A look around the web shows that these rules are being highlighted in media credential requests from Wimbledon, Auckland, Indian Wells and the Estoril Open. However, it doesn’t appear that these rules were mentioned prior to 2011. And without naming names, I have seen many tournament credentials that did not have the required warning language.
In order for a rule to work, people need to know that such a rule exists. The WTA is now strictly enforcing this rule in 2012, according to an unnamed tournament official.
Why enforce the rule? It apparently exists to prohibit illegal gambling, in the sense that it is illegal to place a bet on something where a bettor has an advantage by already knowing the result before he/she places the bet. Betfair and other websites allow you to not only bet on the outcome of the match, but also place a bet on each serve, the number of points a player will win in a given game and so on. So, it seems that pro tennis wants to protect internet gambling from…the internet. The added irony here is that ALL ONLINE GAMBLING IS ILLEGAL IN THE UNITED STATES. I have no sympathy for gambling companies in this instance. If they use technology to allow these second-by-second exotic bets, then it’s obvious that the companies will occasionally be burned by someone who can use the internet better than they can.
Tennis betting does nothing positive for the sport, so why protect it? I’m still unclear on that. However, it is crystal clear that you can not disseminate match data for thirty seconds.
So, if you’re a fan who live tweets a score, they would probably have to (1) find you on the grounds, and (2) issue you a warning before tossing you out. If you’re credentialed media, you’ve already been warned by the notice on the back of your press pass.
Don’t look for any live tweets of match scores, medical timeouts or other determinative information from our website’s twitter account.

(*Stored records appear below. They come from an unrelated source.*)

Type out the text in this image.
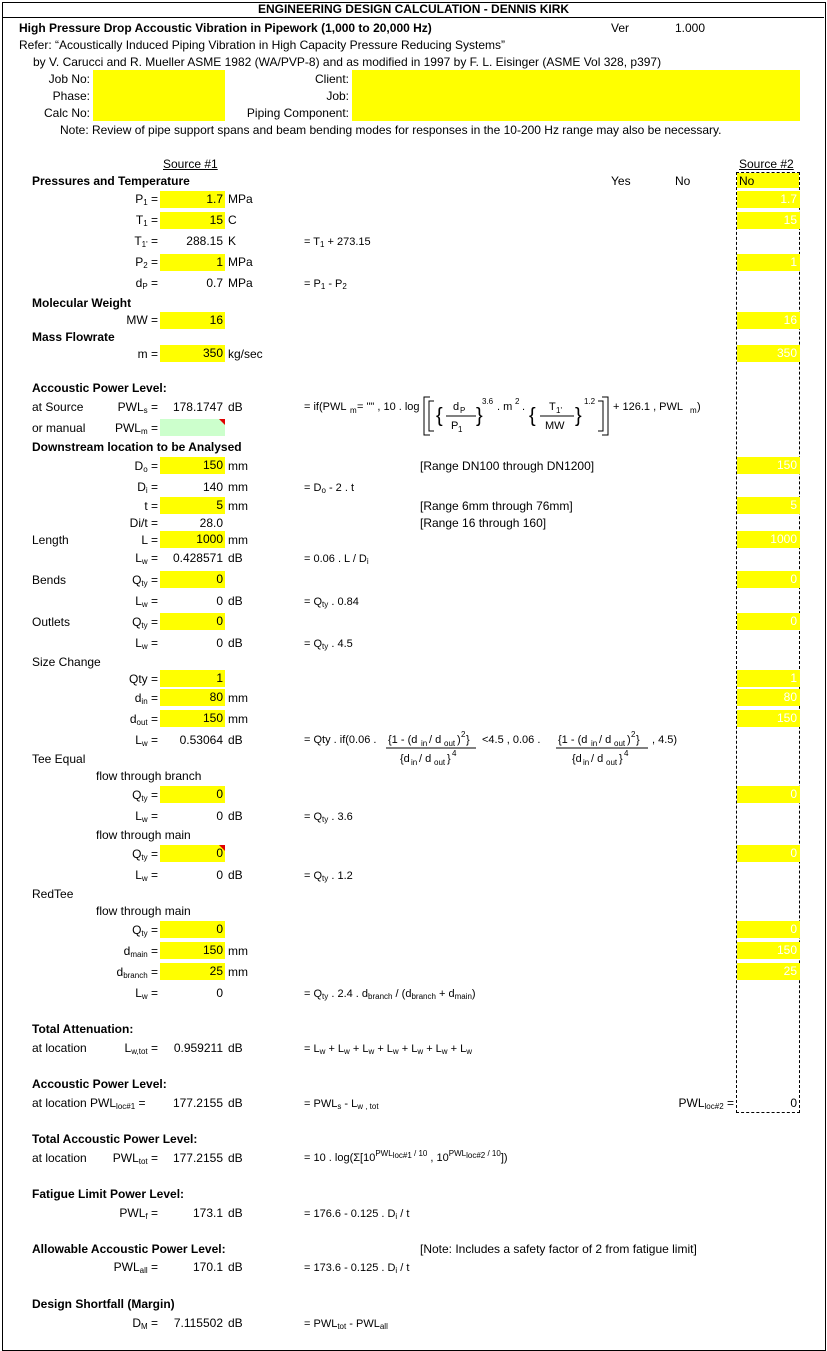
ENGINEERING DESIGN CALCULATION - DENNIS KIRK
High Pressure Drop Accoustic Vibration in Pipework (1,000 to 20,000 Hz)	Ver	1.000
Refer: “Acoustically Induced Piping Vibration in High Capacity Pressure Reducing Systems”
by V. Carucci and R. Mueller ASME 1982 (WA/PVP-8) and as modified in 1997 by F. L. Eisinger (ASME Vol 328, p397)
Job No:
Phase:
Calc No:
Client:
Job:
Piping Component:
Note: Review of pipe support spans and beam bending modes for responses in the 10-200 Hz range may also be necessary.
Source #1	Source #2
Pressures and Temperature	Yes	No	No
$P_1$ =	1.7 MPa	1.7
$T_1$ =	15 C	15
$T_{1'}$ =	288.15 K	= $T_1 + 273.15$
$P_2$ =	1 MPa	1
$d_P$ =	0.7 MPa	= $P_1 - P_2$
Molecular Weight
MW =	16	16
Mass Flowrate
m =	350 kg/sec	350
Accoustic Power Level:
at Source	$PWL_s$ =	178.1747 dB
or manual	$PWL_m$ =
= if(PWL m = "" , 10 . log { d P
P 1
}
3.6 . m 2 . { T 1'
MW }
1.2 + 126.1 , PWL m )
Downstream location to be Analysed
$D_o$ =	150 mm	[Range DN100 through DN1200]	150
$D_i$ =	140 mm	= $D_o - 2$ . t
t =	5 mm	[Range 6mm through 76mm]	5
Di/t =	28.0	[Range 16 through 160]
Length	L =	1000 mm	1000
$L_w$ =	0.428571 dB	= 0.06 . L / $D_i$
Bends	$Q_{ty}$ =	0	0
$L_w$ =	0 dB	= $Q_{ty}$ . 0.84
Outlets	$Q_{ty}$ =	0	0
$L_w$ =	0 dB	= $Q_{ty}$ . 4.5
Size Change
Qty =	1	1
$d_{in}$ =	80 mm	80
$d_{out}$ =	150 mm	150
$L_w$ =	0.53064 dB	= Qty . if(0.06 . {1 - (d in / d out ) 2 }
{d in / d out } 4
<4.5 , 0.06 . {1 - (d in / d out ) 2 }
{d in / d out } 4
, 4.5)
Tee Equal
flow through branch
$Q_{ty}$ =	0	0
$L_w$ =	0 dB	= $Q_{ty}$ . 3.6
flow through main
$Q_{ty}$ =	0	0
$L_w$ =	0 dB	= $Q_{ty}$ . 1.2
RedTee
flow through main
$Q_{ty}$ =	0	0
$d_{main}$ =	150 mm	150
$d_{branch}$ =	25 mm	25
$L_w$ =	0	= $Q_{ty}$ . 2.4 . $d_{branch} / (d_{branch} + d_{main})$
Total Attenuation:
at location	$L_{w,tot}$ =	0.959211 dB	= $L_w + L_w + L_w + L_w + L_w + L_w + L_w$
Accoustic Power Level:
at location $PWL_{loc\#1}$ =	177.2155 dB	= $PWL_s - L_{w , tot}$	$PWL_{loc\#2}$ =	0
Total Accoustic Power Level:
at location	$PWL_{tot}$ =	177.2155 dB	= 10 . $\log(\Sigma[10^{PWL_{loc\#1} / 10}$ , $10^{PWL_{loc\#2} / 10}$])
Fatigue Limit Power Level:
$PWL_f$ =	173.1 dB	= 176.6 - 0.125 . $D_i$ / t
Allowable Accoustic Power Level:	[Note: Includes a safety factor of 2 from fatigue limit]
$PWL_{all}$ =	170.1 dB	= 173.6 - 0.125 . $D_i$ / t
Design Shortfall (Margin)
$D_M$ =	7.115502 dB	= $PWL_{tot} - PWL_{all}$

In reality, by the time a tweet is typed and then uploaded on a smart phone, thirty seconds should easily have passed. In fact, the wireless data reception is often terrible at tournaments. The US Open is famous for jammed smart phones. I always thought it was because thousands of people were overloading the nearest tower. Now I wonder if something more deliberate is afoot, since WTA and ATP rules authorize tournaments to tweak their own wireless service providers to build in a delay at their choosing.
So love it or hate it, it’s the rule. You’ve been forewarned, tennis tweeps!